同一労働同一賃金における不合理な待遇差に関しては、待遇差自体が禁止されている訳ではなく、待遇差の決定基準が異なることについて不合理でないと説明できるかが問われています。基本的な考え方としては「正社員」と「短時間労働者・有期雇用労働者」の待遇は、主観的・抽象的な決定基準が異なる等の説明ではなく、「職務の内容(業務の内容+責任の程度)」や「職務の内容と配置の変更の範囲」、「その他の事情」の各待遇の性質・目的に照らし、適切と認められる事情を考慮して客観的・具体的な実態に照らして説明できるかが重要です。説明を求められた場合には、その待遇差の内容や理由について説明しなければならず、説明を求めたことを理由にその労働者に対して不利益な取扱いをしてはなりません。待遇差の合理性の線引きは、厚労省の「同一労働同一賃金ガイドライン」における判断が必要であり、下記のような基準が示されています。

以上の基本を押さえたうえで、下図の手順に基づいて実態を確認しながら、「法違反」が疑われる状況を脱却するため、適切な対応や改善策を計画的に講じていきましょう。

[Ⅱ]ICT・ロボット等導入支援の活用、補助金のポイント整理
2021 年度介護報酬改定では「見守りセンサーやインカム等のICT の活用」に対する介護報酬上の評価が拡充されました。さらには、厚生労働省の2020 年度第三次補正予算および2021 年度予算において拡充された介護・障害福祉分野における「ICT・ロボット等導入支援の補助金」がICT・ロボット等導入の追い風として期待されています。ICT・ロボットの導入が推進されている理由は業務効率化や感染対策として有用であるからです。
ここでは補助金の全体的なポイントを確認していきますが、詳細な申請期日や対象枠は各都道府県の地域医療介護総合確保基金における最新情報の確認が必要になります。
■ 介護現場のICT 導入支援の概要
2019 年度より介護現場のICT 化に向けた導入支援が実施され、2020 年度には補助上限額の拡充等が盛り込まれました。こうした中、今般の新型コロナウイルス感染症の発生により、感染症予防のための取組等が求められるなど、職員の業務負荷が増えている現状を踏まえ、2020 年度第一次補正予算において業務負担の軽減や業務効率化を図るため、更なる拡充が行われました。そして、第三次補正予算では、これまで拡充された事業内容を継続するとともに、一定の要件を満たす事業所への補助率の下限が3/4 まで引き上げられ、事業主負担の減額が図られた点が注目ポイントになります(下図)。
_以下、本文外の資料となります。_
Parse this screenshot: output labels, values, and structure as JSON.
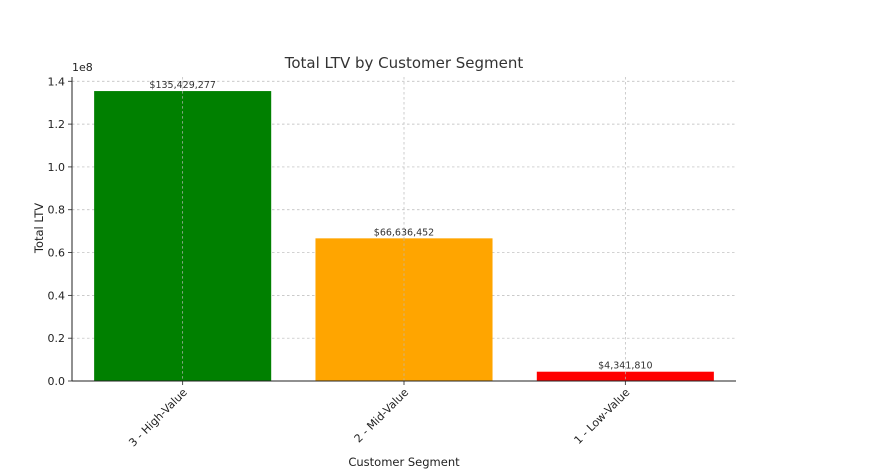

今回、2021 年度報酬改定においてLIFE(VISIT とCHASE を統合して名称変更)を本格的に稼働して科学的介護を推進していくうえで、介護現場のインフラ整備におけるICT機器の導入が前提となっています。補助金の拡充はインフラ整備を後押しする狙いがあることから、介護事業者は補助金を活用して導入費用を抑えつつ、介護報酬上の評価における恩恵を追い風にしながら、スタッフの負担軽減や職場環境の改善を図っていくことが重要です。
■ 介護ロボットの導入支援の概要
介護ロボットの普及に向けては、介護施設等に対する導入支援として、2020 年度当初予算で支援内容が拡大され、新型コロナウイルス感染症の発生によって職員体制の縮小や感染症対策への業務負荷が増えている現状を踏まえ、職員の負担軽減や業務効率化を図る必要があることから、更なる拡充が行われました。そして、第三次補正予算においては、見守りセンサー、インカム、介護記録ソフト等の組み合わせへの支援を拡充するとともに、一定の要件を満たす事業所の補助率の下限を3/4 まで引き上げて、事業主負担の減額が図られました。この他、関連事項では、体位変換支援機器や非装着型移乗介助機器などの導入支援として厚労省(労働局)管轄の「人材確保等支援助成金」もあり、機器の導入目的と種類に応じて使い分け、活用していくことがポイントになるでしょう。

▼今月号の考察
今回は働き方改革のスケジュールと「同一労働同一賃金」のポイントを確認し、業務効率化や感染対策として期待される「ICT・ロボット等導入」に係る補助金の概要を整理しました。「同一労働同一賃金」と「ICT・ロボット等導入」は、スタッフの労働条件の再確認を起点に、労働環境の見直しや業務の効率化を図るチャンスと受け止めることが重要であり、労務管理が事業存続に必要不可欠である点を再認識しなければなりません。以上、ご参考にして頂ければ幸いです。